大井川鐵道が3月ダイヤ改正で普通列車を大減便。観光鉄道の草分けの苦境が物語る「地方鉄道の危機」

大井川鐵道が2014年3月26日にダイヤ改正を実施し、日中の普通列車の運行本数を大幅削減することを明らかにしました。金谷~千頭間の大井川本線の運行本数を現状より約4割削減します。同時に、沿線市町の島田市と川根本町に今後の収支改善策を議論する協議会の設置を要請しました。

大井川本線(金谷~千頭間)では、現在普通列車を14往復運転していますが(金谷~新金谷間運転除く)、3月26日以降は9往復に削減します。9本のうち1本は金谷駅と千頭駅のほぼ中間に位置する家山駅での折り返しとなります。削減する列車は昼間時間帯が中心です。

井川線(千頭~井川駅間)も現行1日4往復と一部折り返しを、3往復と一部折り返しに減らします。SLと接続しない千頭10時台の列車と、その折り返しとなる井川12時台の列車を削減すると思われます。

大井川鉄道

大井川鐵道では、SL列車の乗客を中心とする観光客向けが売上の約9割を占めるそうです。ところが、東日本大震災を機に団体バスツアー客などが減り、2013年も4月から12月までの団体バスツアー予約客が前年同期比46%減となるなど収益が悪化しています。

大井川鐵道は2011年度に7700万円、2012年度に1800万円の最終赤字を計上。2012年度末の借入金は35億円を超えていますが、2013年度も2011年度と同じくらいの最終赤字が続く見込みです。3期連続の最終赤字は会社として健全とは言えない状況で、人件費などの経費削減や不採算事業からの撤退など経営合理化に努める一方、今回の運行本数大削減を決断したようです。

今回のダイヤ改正で2014年度は約2300万円のコスト削減を見込みます。しかし、それだけで劇的な業績改善になるわけではありません。そのため、大井川鐵道では、沿線の島田市と川根本町に協議会設置を要請し、補助金や固定資産税の減免などを求める見通しです。

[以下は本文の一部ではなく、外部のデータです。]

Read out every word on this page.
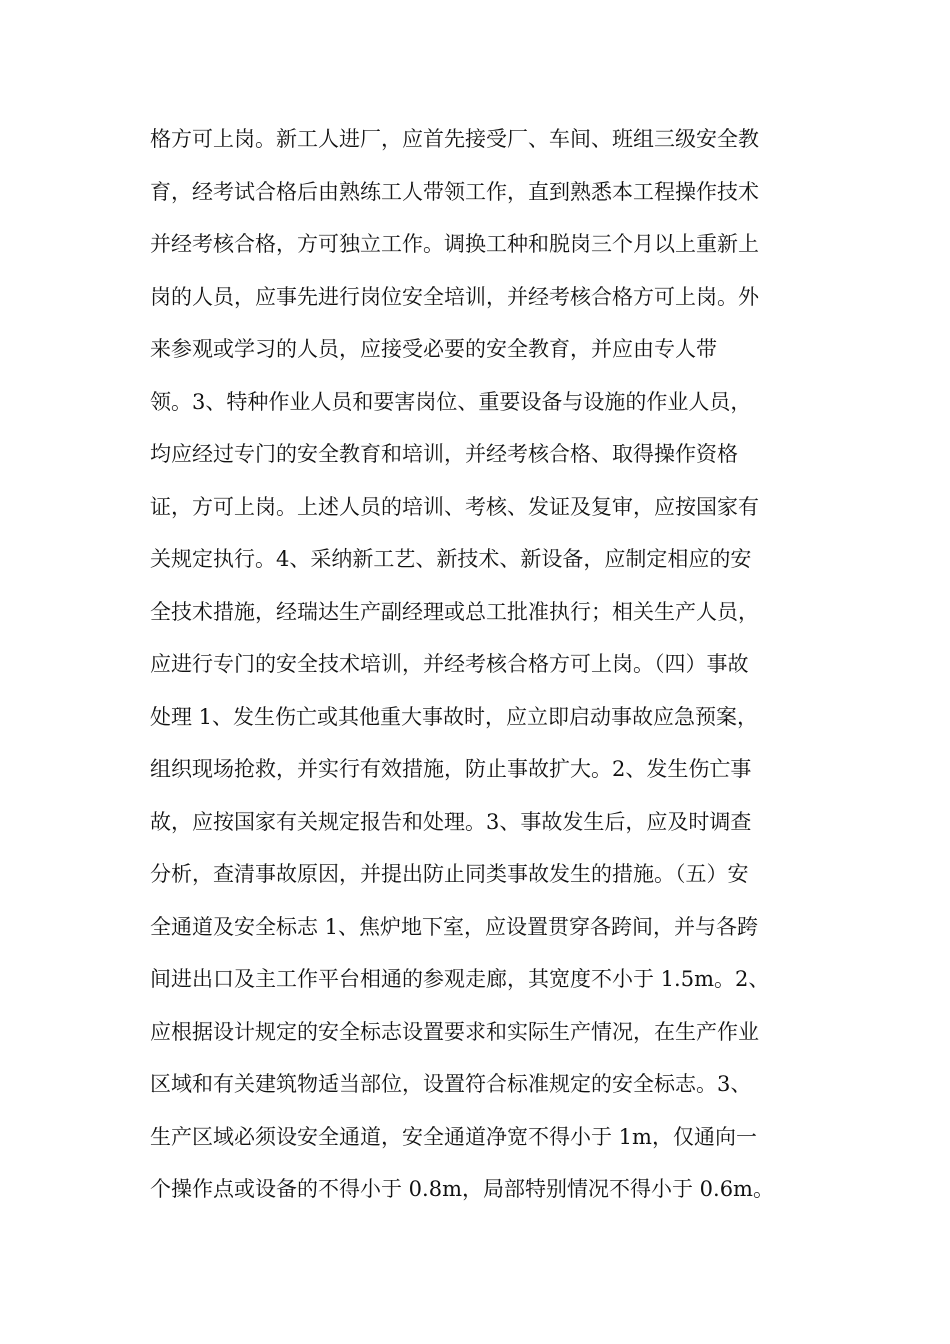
格方可上岗。新工人进厂，应首先接受厂、车间、班组三级安全教
育，经考试合格后由熟练工人带领工作，直到熟悉本工程操作技术
并经考核合格，方可独立工作。调换工种和脱岗三个月以上重新上
岗的人员，应事先进行岗位安全培训，并经考核合格方可上岗。外
来参观或学习的人员，应接受必要的安全教育，并应由专人带
领。3、特种作业人员和要害岗位、重要设备与设施的作业人员，
均应经过专门的安全教育和培训，并经考核合格、取得操作资格
证，方可上岗。上述人员的培训、考核、发证及复审，应按国家有
关规定执行。4、采纳新工艺、新技术、新设备，应制定相应的安
全技术措施，经瑞达生产副经理或总工批准执行；相关生产人员，
应进行专门的安全技术培训，并经考核合格方可上岗。（四）事故
处理 1、发生伤亡或其他重大事故时，应立即启动事故应急预案，
组织现场抢救，并实行有效措施，防止事故扩大。2、发生伤亡事
故，应按国家有关规定报告和处理。3、事故发生后，应及时调查
分析，查清事故原因，并提出防止同类事故发生的措施。（五）安
全通道及安全标志 1、焦炉地下室，应设置贯穿各跨间，并与各跨
间进出口及主工作平台相通的参观走廊，其宽度不小于 1.5m。2、
应根据设计规定的安全标志设置要求和实际生产情况，在生产作业
区域和有关建筑物适当部位，设置符合标准规定的安全标志。3、
生产区域必须设安全通道，安全通道净宽不得小于 1m，仅通向一
个操作点或设备的不得小于 0.8m，局部特别情况不得小于 0.6m。
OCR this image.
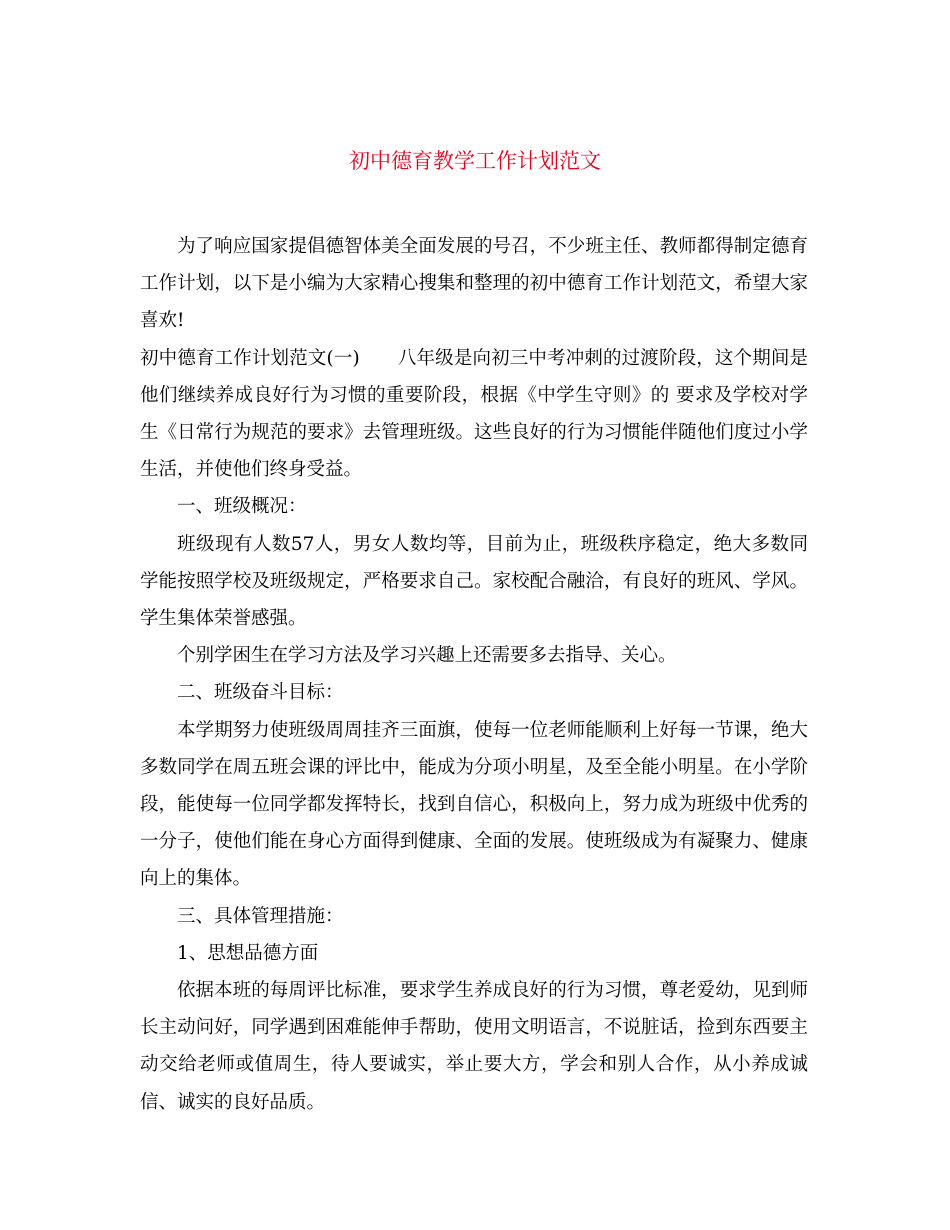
初中德育教学工作计划范文

为了响应国家提倡德智体美全面发展的号召，不少班主任、教师都得制定德育工作计划，以下是小编为大家精心搜集和整理的初中德育工作计划范文，希望大家喜欢!

初中德育工作计划范文(一) 八年级是向初三中考冲刺的过渡阶段，这个期间是他们继续养成良好行为习惯的重要阶段，根据《中学生守则》的 要求及学校对学生《日常行为规范的要求》去管理班级。这些良好的行为习惯能伴随他们度过小学生活，并使他们终身受益。

一、班级概况：

班级现有人数57人，男女人数均等，目前为止，班级秩序稳定，绝大多数同学能按照学校及班级规定，严格要求自己。家校配合融洽，有良好的班风、学风。学生集体荣誉感强。

个别学困生在学习方法及学习兴趣上还需要多去指导、关心。

二、班级奋斗目标：

本学期努力使班级周周挂齐三面旗，使每一位老师能顺利上好每一节课，绝大多数同学在周五班会课的评比中，能成为分项小明星，及至全能小明星。在小学阶段，能使每一位同学都发挥特长，找到自信心，积极向上，努力成为班级中优秀的一分子，使他们能在身心方面得到健康、全面的发展。使班级成为有凝聚力、健康向上的集体。

三、具体管理措施：

1、思想品德方面

依据本班的每周评比标准，要求学生养成良好的行为习惯，尊老爱幼，见到师长主动问好，同学遇到困难能伸手帮助，使用文明语言，不说脏话，捡到东西要主动交给老师或值周生，待人要诚实，举止要大方，学会和别人合作，从小养成诚信、诚实的良好品质。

記者会見した伊藤秀生社長は「不採算部門の電車事業を削減し、SLを中心とした観光鉄道収入を確保することで収益改善につなげたい」と述べました。

協議会設置の要請を受けた島田市と川根本町は静岡県などにも参加を呼び掛けて、早期に設置する方針です。

大井川鐵道は、早くからSL運転をおこない観光客誘致を進めるなど、地方鉄道を観光鉄道として存続させる経営のモデルともいえる会社です。大井川鐵道の手法をまねて各地でSL運転が行われるようになると、近鉄や京阪など大手私鉄を引退した名車を普通列車で運行させたり、アプト式を導入したりと、さまざまな集客の工夫を凝らしてきました。しかし、それでも収支改善ができなかったようです。

観光鉄道の草分けともいえる大井川鐵道の苦境は、日本の地方鉄道の危機が極限に近づきつつあることを示しているのかもしれません。